Demirkubuz’un hayat hikâyesi de sineması kadar sarsıcı. Cezaevi yılları, varoluşla kurduğu mücadele, kitaplara ve felsefeye tutunuşu... Özellikle Dostoyevski etkisi çok açık. Ama bu bir kopyalama değil; tam aksine, ruhsal bir akrabalık. Tıpkı Dostoyevski gibi, o da insanın çamurlu taraflarını cesurca anlatmaktan çekinmez. "İyi insan" mitini bozar, “kötülük” kavramını yargılamaz ama anlamaya çalışır.
Demirkubuz’un filmlerinde karakterler genellikle çok az konuşur. Ama bu suskunluk, anlatmak istedikleriyle kıyaslandığında belki de en doğru yoldur. Çünkü bazı duygular, kelimelere sıkıştırılamaz.
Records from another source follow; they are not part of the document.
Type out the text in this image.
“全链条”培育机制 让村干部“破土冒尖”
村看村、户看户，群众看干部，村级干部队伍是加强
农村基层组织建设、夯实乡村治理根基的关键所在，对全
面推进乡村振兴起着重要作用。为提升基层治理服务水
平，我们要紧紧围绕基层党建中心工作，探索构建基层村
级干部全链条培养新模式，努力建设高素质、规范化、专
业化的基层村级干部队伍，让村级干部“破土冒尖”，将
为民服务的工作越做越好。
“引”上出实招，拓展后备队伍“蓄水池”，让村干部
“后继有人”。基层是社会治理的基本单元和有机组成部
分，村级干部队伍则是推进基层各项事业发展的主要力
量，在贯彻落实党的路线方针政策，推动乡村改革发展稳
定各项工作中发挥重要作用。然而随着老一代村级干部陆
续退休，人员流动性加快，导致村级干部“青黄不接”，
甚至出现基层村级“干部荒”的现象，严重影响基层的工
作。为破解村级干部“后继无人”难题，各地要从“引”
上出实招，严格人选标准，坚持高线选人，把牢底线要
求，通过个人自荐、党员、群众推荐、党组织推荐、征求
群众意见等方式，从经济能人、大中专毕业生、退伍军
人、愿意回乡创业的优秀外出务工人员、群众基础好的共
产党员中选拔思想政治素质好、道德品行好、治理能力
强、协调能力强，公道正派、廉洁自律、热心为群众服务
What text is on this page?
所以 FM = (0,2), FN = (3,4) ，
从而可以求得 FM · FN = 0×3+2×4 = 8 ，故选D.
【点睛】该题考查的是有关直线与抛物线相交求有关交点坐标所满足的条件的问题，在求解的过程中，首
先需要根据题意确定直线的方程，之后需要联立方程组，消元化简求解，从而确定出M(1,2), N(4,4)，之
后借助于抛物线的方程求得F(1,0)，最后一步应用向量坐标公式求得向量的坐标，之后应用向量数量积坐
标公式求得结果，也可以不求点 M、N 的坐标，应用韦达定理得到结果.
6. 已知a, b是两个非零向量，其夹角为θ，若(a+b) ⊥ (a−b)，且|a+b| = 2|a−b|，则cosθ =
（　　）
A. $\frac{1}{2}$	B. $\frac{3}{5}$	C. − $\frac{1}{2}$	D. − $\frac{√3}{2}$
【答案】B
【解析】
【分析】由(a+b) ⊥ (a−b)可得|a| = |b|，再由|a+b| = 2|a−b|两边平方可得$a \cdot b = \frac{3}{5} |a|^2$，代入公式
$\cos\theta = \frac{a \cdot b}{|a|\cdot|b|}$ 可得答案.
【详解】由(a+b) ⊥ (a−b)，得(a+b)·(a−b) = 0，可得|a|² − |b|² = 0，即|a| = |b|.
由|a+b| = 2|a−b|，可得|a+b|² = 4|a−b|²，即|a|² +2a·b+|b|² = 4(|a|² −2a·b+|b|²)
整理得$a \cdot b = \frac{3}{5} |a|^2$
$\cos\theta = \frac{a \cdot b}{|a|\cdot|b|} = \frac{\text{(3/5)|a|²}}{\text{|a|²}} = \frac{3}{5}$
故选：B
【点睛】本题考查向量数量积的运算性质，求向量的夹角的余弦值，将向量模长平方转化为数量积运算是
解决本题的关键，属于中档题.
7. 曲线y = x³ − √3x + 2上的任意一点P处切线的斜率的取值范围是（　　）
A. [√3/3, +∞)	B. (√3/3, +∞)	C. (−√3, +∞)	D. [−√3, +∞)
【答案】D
Zeki Demirkubuz bize bunu hatırlatır. Onun sineması, diyaloğun değil, bakışın, duruşun, uzun süren sessizliklerin dilini kullanır.
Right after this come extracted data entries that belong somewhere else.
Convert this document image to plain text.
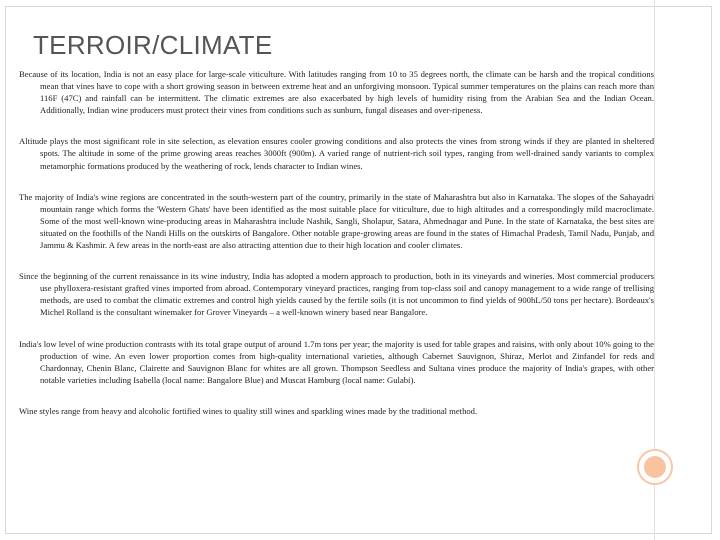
TERROIR/CLIMATE

Because of its location, India is not an easy place for large-scale viticulture. With latitudes ranging from 10 to 35 degrees north, the climate can be harsh and the tropical conditions mean that vines have to cope with a short growing season in between extreme heat and an unforgiving monsoon. Typical summer temperatures on the plains can reach more than 116F (47C) and rainfall can be intermittent. The climatic extremes are also exacerbated by high levels of humidity rising from the Arabian Sea and the Indian Ocean. Additionally, Indian wine producers must protect their vines from conditions such as sunburn, fungal diseases and over-ripeness.

Altitude plays the most significant role in site selection, as elevation ensures cooler growing conditions and also protects the vines from strong winds if they are planted in sheltered spots. The altitude in some of the prime growing areas reaches 3000ft (900m). A varied range of nutrient-rich soil types, ranging from well-drained sandy variants to complex metamorphic formations produced by the weathering of rock, lends character to Indian wines.

The majority of India's wine regions are concentrated in the south-western part of the country, primarily in the state of Maharashtra but also in Karnataka. The slopes of the Sahayadri mountain range which forms the 'Western Ghats' have been identified as the most suitable place for viticulture, due to high altitudes and a correspondingly mild macroclimate. Some of the most well-known wine-producing areas in Maharashtra include Nashik, Sangli, Sholapur, Satara, Ahmednagar and Pune. In the state of Karnataka, the best sites are situated on the foothills of the Nandi Hills on the outskirts of Bangalore. Other notable grape-growing areas are found in the states of Himachal Pradesh, Tamil Nadu, Punjab, and Jammu & Kashmir. A few areas in the north-east are also attracting attention due to their high location and cooler climates.

Since the beginning of the current renaissance in its wine industry, India has adopted a modern approach to production, both in its vineyards and wineries. Most commercial producers use phylloxera-resistant grafted vines imported from abroad. Contemporary vineyard practices, ranging from top-class soil and canopy management to a wide range of trellising methods, are used to combat the climatic extremes and control high yields caused by the fertile soils (it is not uncommon to find yields of 900hL/50 tons per hectare). Bordeaux's Michel Rolland is the consultant winemaker for Grover Vineyards – a well-known winery based near Bangalore.

India's low level of wine production contrasts with its total grape output of around 1.7m tons per year; the majority is used for table grapes and raisins, with only about 10% going to the production of wine. An even lower proportion comes from high-quality international varieties, although Cabernet Sauvignon, Shiraz, Merlot and Zinfandel for reds and Chardonnay, Chenin Blanc, Clairette and Sauvignon Blanc for whites are all grown. Thompson Seedless and Sultana vines produce the majority of India's grapes, with other notable varieties including Isabella (local name: Bangalore Blue) and Muscat Hamburg (local name: Gulabi).

Wine styles range from heavy and alcoholic fortified wines to quality still wines and sparkling wines made by the traditional method.
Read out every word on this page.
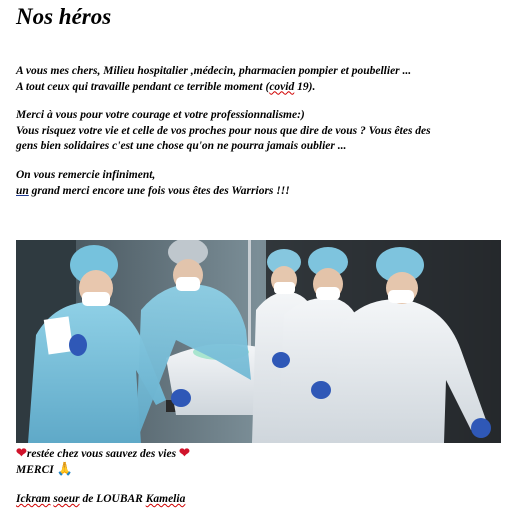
Nos héros
A vous mes chers, Milieu hospitalier ,médecin, pharmacien pompier et poubellier ...
A tout ceux qui travaille pendant ce terrible moment (covid 19).
Merci à vous pour votre courage et votre professionnalisme:)
Vous risquez votre vie et celle de vos proches pour nous que dire de vous ? Vous êtes des
gens bien solidaires c'est une chose qu'on ne pourra jamais oublier ...
On vous remercie infiniment,
un grand merci encore une fois vous êtes des Warriors !!!
❤restée chez vous sauvez des vies ❤
MERCI 🙏
Ickram soeur de LOUBAR Kamelia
Zeki Demirkubuz, hiçbir zaman popüler olmayı ya da kalabalıklar tarafından alkışlanmayı istemedi. O, kendi yolunu çizdi ve o yoldan hiç sapmadı. Ne gişe kaygısı güttü ne festival modalarına uydu. Bu yönüyle, Türk sinemasında gerçekten özgün kalmayı başarabilmiş nadir yönetmenlerden biri oldu.
Onun filmlerine döne döne bakmak gerekir. Çünkü her izleyişte başka bir detay, başka bir kırılma, başka bir yüzleşme çıkar karşımıza. Bir Zeki Demirkubuz filmi izlemek, aslında insanın kendiyle yüzleşmesi gibidir. Belki biraz can acıtır, ama sonunda içimizdeki o derin sükûneti fark ederiz.
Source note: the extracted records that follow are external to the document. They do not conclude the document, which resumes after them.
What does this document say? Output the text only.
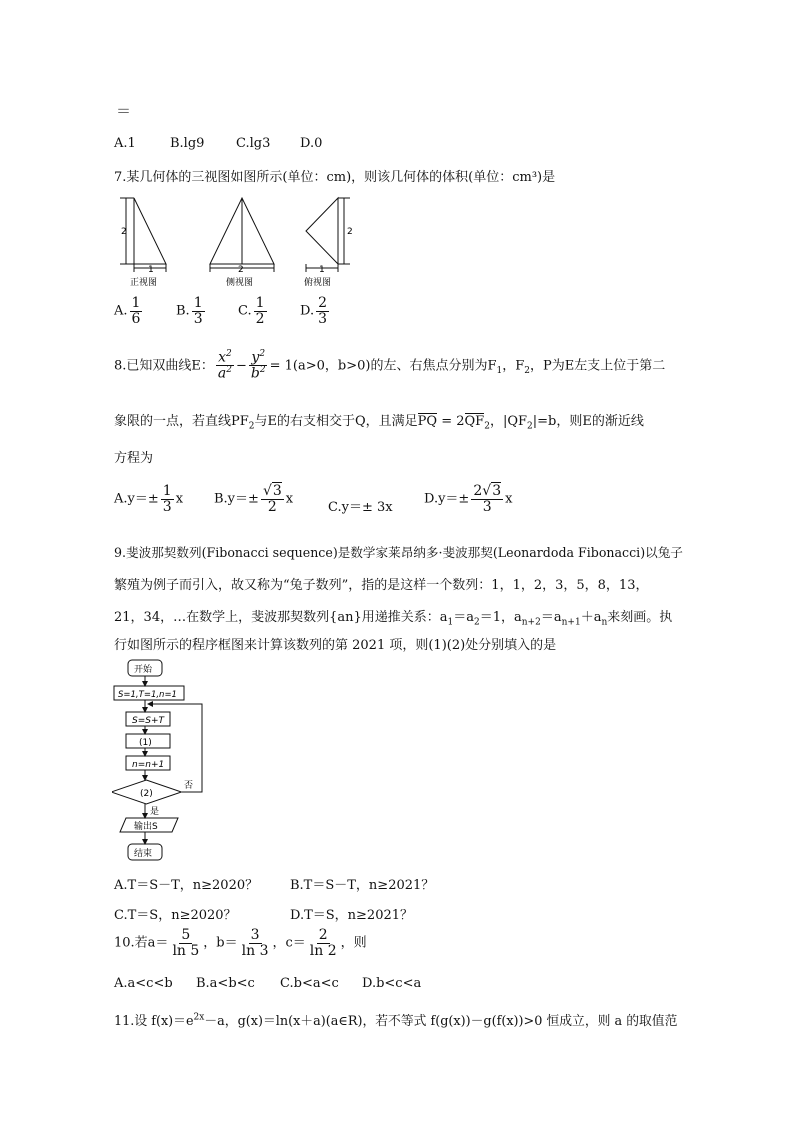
＝
A.1	B.lg9 C.lg3 D.0
7.某几何体的三视图如图所示(单位：cm)，则该几何体的体积(单位：cm³)是
2
1
正视图
2
侧视图
2
1
俯视图
A. $\frac{1}{6}$	B. $\frac{1}{3}$	C. $\frac{1}{2}$	D. $\frac{2}{3}$
8.已知双曲线E： $\frac{x^2}{a^2} - \frac{y^2}{b^2} = 1(a>0$，b>0)的左、右焦点分别为$F_1$，$F_2$，P为E左支上位于第二
象限的一点，若直线$PF_2$与E的右支相交于Q，且满足PQ = $2QF_2$，$|QF_2|=b$，则E的渐近线
方程为
$A.y=\pm \frac{1}{3}$ x $B.y=\pm \frac{√3}{2}$ x
C.y＝± 3x
$D.y=\pm \frac{2√3}{3}$ x
9.斐波那契数列(Fibonacci sequence)是数学家莱昂纳多·斐波那契(Leonardoda Fibonacci)以兔子
繁殖为例子而引入，故又称为“兔子数列”，指的是这样一个数列：1，1，2，3，5，8，13，
21，34，…在数学上，斐波那契数列{an}用递推关系：$a_1=a_2=1$，$a_{n+2}=a_{n+1}+a_n$来刻画。执
行如图所示的程序框图来计算该数列的第 2021 项，则(1)(2)处分别填入的是
开始
S=1,T=1,n=1
S=S+T
(1)
n=n+1
(2)
否
是
输出S
结束
A.T＝S－T，n≥2020？ B.T＝S－T，n≥2021？
C.T＝S，n≥2020？	D.T＝S，n≥2021？
10.若$a= \frac{5}{\ln 5}$ ，$b= \frac{3}{\ln 3}$ ，$c= \frac{2}{\ln 2}$ ，则
A.a<c<b B.a<b<c C.b<a<c D.b<c<a
11.设 $f(x)=e^{2x}-a$，g(x)＝ln(x＋a)(a∈R)，若不等式 f(g(x))－g(f(x))>0 恒成立，则 a 的取值范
Zeki Demirkubuz’un sineması kolay hazmedilen bir sinema değil. Ama işte bu yüzden kıymetli. Onun anlattığı insanlar, aslında biziz. Onun gösterdiği karanlık, bizim içimizdeki gölge. Ve o gölgeyle yüzleşmeye cesaret eden her seyirci, Zeki Demirkubuz’un filmlerinde kendini bulur.
Bu dünyada her şey hızla tüketilirken, onun sineması hâlâ içimize sessizce dokunabiliyorsa... Belki de gerçek sanat budur.